C'était ainsi qu'était organisé le Tournoi des Deux Mains. Le premier soir était une phase de qualification durant laquelle le nombre de participants des deux Arènes passait d'environ quatre vingt à seulement vingt.
Les combats étaient encore simples puisque inégaux, ainsi deux matchs par combattants était normal. Dès le deuxième soir cependant, les plus forts allaient commencer à se rencontrer.
C'était seulement le troisième soir qu'apparaissaient les vétérans encore en activité.

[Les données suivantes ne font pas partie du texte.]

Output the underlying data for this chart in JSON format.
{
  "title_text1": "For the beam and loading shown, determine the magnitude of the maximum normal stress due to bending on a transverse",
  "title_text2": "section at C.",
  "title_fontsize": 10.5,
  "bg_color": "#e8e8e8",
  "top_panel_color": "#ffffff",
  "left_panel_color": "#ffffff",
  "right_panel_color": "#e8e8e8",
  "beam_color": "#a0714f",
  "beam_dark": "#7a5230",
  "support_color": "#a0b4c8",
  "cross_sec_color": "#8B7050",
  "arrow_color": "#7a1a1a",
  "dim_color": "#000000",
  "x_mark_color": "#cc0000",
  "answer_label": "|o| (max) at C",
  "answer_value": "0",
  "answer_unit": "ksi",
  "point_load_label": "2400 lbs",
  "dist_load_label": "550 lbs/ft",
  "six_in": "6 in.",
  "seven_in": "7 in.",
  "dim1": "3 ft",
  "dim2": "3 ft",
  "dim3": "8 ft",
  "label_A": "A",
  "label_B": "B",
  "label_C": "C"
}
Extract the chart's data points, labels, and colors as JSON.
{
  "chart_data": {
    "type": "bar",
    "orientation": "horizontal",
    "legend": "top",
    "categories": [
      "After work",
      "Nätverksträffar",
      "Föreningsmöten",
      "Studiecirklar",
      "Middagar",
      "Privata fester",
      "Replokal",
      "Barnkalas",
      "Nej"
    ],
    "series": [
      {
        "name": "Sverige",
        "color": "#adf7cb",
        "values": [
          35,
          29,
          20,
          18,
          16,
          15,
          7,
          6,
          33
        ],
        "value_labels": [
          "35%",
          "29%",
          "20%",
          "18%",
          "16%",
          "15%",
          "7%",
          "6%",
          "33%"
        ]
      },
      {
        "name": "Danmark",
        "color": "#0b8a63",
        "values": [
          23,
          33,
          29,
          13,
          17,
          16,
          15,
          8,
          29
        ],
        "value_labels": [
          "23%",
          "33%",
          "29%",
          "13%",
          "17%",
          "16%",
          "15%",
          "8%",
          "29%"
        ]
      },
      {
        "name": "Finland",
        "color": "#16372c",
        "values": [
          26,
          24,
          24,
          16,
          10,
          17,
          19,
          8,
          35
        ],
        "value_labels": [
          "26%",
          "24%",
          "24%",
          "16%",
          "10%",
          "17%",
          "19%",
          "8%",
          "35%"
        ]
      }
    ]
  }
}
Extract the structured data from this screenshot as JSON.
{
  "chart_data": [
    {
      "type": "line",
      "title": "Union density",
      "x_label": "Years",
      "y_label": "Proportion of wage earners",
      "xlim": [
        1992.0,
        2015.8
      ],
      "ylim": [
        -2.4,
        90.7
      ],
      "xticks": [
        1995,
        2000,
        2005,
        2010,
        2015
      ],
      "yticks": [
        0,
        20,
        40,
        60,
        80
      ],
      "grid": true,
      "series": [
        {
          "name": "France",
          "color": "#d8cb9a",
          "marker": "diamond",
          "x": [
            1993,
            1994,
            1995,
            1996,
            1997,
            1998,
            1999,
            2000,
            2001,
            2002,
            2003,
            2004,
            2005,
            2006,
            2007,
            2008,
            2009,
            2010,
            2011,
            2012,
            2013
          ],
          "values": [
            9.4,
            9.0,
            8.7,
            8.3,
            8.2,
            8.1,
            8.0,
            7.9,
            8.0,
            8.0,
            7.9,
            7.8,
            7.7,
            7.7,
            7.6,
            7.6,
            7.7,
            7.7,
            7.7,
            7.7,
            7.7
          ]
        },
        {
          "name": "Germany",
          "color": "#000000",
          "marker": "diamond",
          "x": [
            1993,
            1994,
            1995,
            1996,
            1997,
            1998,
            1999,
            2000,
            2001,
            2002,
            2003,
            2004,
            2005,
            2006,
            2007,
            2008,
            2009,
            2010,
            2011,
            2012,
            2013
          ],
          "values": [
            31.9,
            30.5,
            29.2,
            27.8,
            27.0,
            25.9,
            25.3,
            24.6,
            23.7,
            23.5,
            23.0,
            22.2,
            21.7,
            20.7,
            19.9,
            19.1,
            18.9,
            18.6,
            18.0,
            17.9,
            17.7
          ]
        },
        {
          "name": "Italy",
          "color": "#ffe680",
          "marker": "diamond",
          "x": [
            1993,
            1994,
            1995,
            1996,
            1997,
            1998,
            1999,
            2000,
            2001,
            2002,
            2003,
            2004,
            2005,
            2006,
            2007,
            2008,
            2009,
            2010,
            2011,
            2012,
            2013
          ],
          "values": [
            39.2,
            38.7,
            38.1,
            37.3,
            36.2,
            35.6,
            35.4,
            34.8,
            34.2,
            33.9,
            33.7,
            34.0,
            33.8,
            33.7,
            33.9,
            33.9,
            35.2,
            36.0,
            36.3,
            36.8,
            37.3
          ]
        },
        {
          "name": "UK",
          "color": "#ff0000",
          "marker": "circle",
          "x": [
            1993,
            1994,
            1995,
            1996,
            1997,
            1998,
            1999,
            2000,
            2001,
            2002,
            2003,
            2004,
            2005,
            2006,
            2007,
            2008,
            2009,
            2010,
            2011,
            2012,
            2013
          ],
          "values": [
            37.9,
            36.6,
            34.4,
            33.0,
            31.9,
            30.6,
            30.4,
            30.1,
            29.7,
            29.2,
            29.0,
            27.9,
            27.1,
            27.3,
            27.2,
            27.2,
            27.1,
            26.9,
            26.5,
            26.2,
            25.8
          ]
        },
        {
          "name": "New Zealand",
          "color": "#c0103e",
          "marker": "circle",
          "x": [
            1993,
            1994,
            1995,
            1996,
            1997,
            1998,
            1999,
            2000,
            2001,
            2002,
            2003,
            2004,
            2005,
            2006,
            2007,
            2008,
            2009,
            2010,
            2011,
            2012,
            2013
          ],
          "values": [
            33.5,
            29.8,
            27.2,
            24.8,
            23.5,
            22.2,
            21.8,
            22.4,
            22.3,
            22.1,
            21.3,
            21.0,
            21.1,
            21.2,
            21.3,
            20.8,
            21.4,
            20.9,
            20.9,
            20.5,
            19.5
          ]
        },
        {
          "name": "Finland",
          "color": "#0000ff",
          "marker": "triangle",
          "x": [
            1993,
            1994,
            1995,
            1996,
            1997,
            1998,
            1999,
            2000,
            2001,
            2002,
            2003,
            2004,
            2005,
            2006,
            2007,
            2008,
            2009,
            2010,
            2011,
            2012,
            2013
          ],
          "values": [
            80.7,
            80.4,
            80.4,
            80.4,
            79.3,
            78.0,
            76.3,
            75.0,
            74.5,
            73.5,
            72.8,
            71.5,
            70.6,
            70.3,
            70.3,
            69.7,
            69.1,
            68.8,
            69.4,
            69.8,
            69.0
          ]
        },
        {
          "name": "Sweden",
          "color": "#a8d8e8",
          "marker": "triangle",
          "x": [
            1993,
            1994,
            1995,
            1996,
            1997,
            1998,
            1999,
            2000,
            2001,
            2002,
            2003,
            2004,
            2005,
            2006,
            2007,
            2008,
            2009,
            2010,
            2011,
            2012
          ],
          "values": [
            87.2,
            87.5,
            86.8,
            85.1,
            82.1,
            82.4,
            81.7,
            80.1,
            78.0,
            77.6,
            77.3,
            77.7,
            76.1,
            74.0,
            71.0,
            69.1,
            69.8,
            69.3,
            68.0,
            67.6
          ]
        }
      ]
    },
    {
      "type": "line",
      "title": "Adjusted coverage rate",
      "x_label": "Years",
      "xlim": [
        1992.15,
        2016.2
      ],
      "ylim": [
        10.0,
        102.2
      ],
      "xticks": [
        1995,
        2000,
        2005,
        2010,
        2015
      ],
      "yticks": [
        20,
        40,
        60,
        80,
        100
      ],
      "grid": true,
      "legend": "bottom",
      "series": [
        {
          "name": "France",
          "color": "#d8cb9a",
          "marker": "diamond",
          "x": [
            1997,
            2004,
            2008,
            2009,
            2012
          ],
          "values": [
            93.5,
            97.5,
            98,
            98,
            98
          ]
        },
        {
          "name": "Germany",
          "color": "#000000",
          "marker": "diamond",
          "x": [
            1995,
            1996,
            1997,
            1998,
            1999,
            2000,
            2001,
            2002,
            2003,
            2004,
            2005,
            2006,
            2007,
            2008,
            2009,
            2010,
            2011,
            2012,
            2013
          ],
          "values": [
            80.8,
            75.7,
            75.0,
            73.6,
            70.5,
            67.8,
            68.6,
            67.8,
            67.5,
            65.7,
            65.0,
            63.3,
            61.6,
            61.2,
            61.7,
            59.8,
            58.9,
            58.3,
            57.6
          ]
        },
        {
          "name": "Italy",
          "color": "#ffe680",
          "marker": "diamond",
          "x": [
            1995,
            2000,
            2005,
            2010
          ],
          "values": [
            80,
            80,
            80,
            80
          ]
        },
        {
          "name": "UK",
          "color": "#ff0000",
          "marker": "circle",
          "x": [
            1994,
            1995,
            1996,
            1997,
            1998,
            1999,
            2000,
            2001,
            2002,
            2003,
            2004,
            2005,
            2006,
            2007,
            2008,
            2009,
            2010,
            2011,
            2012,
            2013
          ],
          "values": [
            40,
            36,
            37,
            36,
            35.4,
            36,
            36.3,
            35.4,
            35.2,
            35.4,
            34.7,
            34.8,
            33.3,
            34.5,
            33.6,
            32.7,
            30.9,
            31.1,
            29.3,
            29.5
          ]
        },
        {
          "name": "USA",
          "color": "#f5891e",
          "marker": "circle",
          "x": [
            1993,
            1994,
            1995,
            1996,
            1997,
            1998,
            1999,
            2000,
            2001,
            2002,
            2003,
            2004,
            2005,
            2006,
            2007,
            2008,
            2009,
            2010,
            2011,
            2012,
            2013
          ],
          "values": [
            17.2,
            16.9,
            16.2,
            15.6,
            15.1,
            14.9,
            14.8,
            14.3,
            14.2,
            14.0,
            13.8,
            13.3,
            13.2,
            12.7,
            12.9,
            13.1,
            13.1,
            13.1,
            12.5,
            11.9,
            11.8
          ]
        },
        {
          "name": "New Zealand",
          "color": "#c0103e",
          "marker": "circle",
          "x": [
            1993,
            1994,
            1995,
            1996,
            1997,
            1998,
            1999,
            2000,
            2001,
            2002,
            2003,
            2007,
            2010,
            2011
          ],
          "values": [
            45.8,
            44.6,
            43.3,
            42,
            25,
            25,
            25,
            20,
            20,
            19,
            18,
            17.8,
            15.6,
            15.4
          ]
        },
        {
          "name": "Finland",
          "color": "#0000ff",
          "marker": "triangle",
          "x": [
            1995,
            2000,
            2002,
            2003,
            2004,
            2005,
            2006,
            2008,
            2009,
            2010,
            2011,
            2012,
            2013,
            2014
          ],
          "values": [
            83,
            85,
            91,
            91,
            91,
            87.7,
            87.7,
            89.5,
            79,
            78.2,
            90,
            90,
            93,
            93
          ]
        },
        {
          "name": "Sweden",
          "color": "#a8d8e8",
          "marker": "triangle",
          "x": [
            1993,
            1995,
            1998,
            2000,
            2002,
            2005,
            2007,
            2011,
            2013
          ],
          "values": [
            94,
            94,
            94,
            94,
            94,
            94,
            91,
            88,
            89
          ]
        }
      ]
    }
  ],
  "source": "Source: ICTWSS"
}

Sulk avait hâte de les rencontrer. C'étaient les idoles de toute la mine, ceux qui avaient triomphé de leurs adversaires par la force et souvent la brutalité.
Mais Sulk n'avait qu'un seul but dans tout cela. A vrai dire c'était la raison pour laquelle il avait commencé les combats clandestins et avait choisi de participer au Tournoi.
Il voulait rencontrer Genki.
Genki était lui aussi un cultivateur, peut-être le seul emprisonné dans la mine comme Sulk. Seul un cultivateur pouvait en repérer un, comme le prouvait le fait que le clan Fen n'ait toujours pas arrêté Genki.
Sulk espérait que sa rencontre avec le combattant masqué dont personne ne connaissait la véritable identité allait lui apporter beaucoup de savoir, et peut-être même des techniques de cultivation.
Même pour Yahzin, cette rencontre était importante. Coincé dans une rune magique pendant des milliers d'années, le Patriarche avait évité le massacre et la disparition de son peuple.
Il avait au début pensé que Sulk était le seul tierran à avoir hérité du savoir des siens, et même s'il ne l'avouerait jamais, savoir qu'au moins un second existait lui réchauffait l'âme d'un bonheur immense.
Bientôt, Sulk fut hors de portée du bruit de la foule. Il hésita un instant à faire marche arrière, intrigué de voir Galij combattre, mais se ravisa finalement. Cela ne servirait à rien.
Sulk avait déjà eu une expérience de ses combats lorsqu'il avait suivi l'action avec sa Trace.
A ce stade là de la compétition, Galij était loin de donner tout ce qu'il avait, et réservait à coup sûr sa vraie capacité pour les jours suivants. L'observer maintenant était inutile et peu représentatif de son style de combat. Seule sa barbarie était apparente.
En y réfléchissant bien, Sulk était même certain de savoir à l'avance ce qui allait se passer.
Sulk se dirigeait vers l'arche voûtée des bains de la Seizième Division, tout en écoutant Yahzin. Sous l'eau fraîche contrastant avec la chaleur ambiante, Sulk profita du lieu désert pour méditer quelques temps. Une partie de son esprit se concentra sur la rotation de son méridien, absorbant une Pierre de Sang qu'il venait d'utiliser, une autre partie écoutant les histoires de Yahzin. La troisième partie imagina ce qui continuait de se passer dans le cercle enflammé qu'était l'Arène de la Main Sombre.
Après avoir enflammé son esprit combatif au dernier tour, Sulk avait provoqué Galij comme il ne l'avait pas été en plusieurs années. Le vétéran avait cessé les combats suite à une blessure il y a longtemps, avait-il entendu dire, et seulement récemment Galij avait-il recouvré toute sa force et même peut-être plus.
Lors de son second combat il était certain que Galij allait redoubler de brutalité. D'après l'ordre des combats, Sulk savait que son adversaire ne valait rien ou presque. C'était un quasi-débutant qui avait été chanceux au premier tour.
Il allait probablement succomber aux coups experts de Galij.
Comme Yahzin l'avait dit précédemment, dans ce monde la force était maîtresse de tout.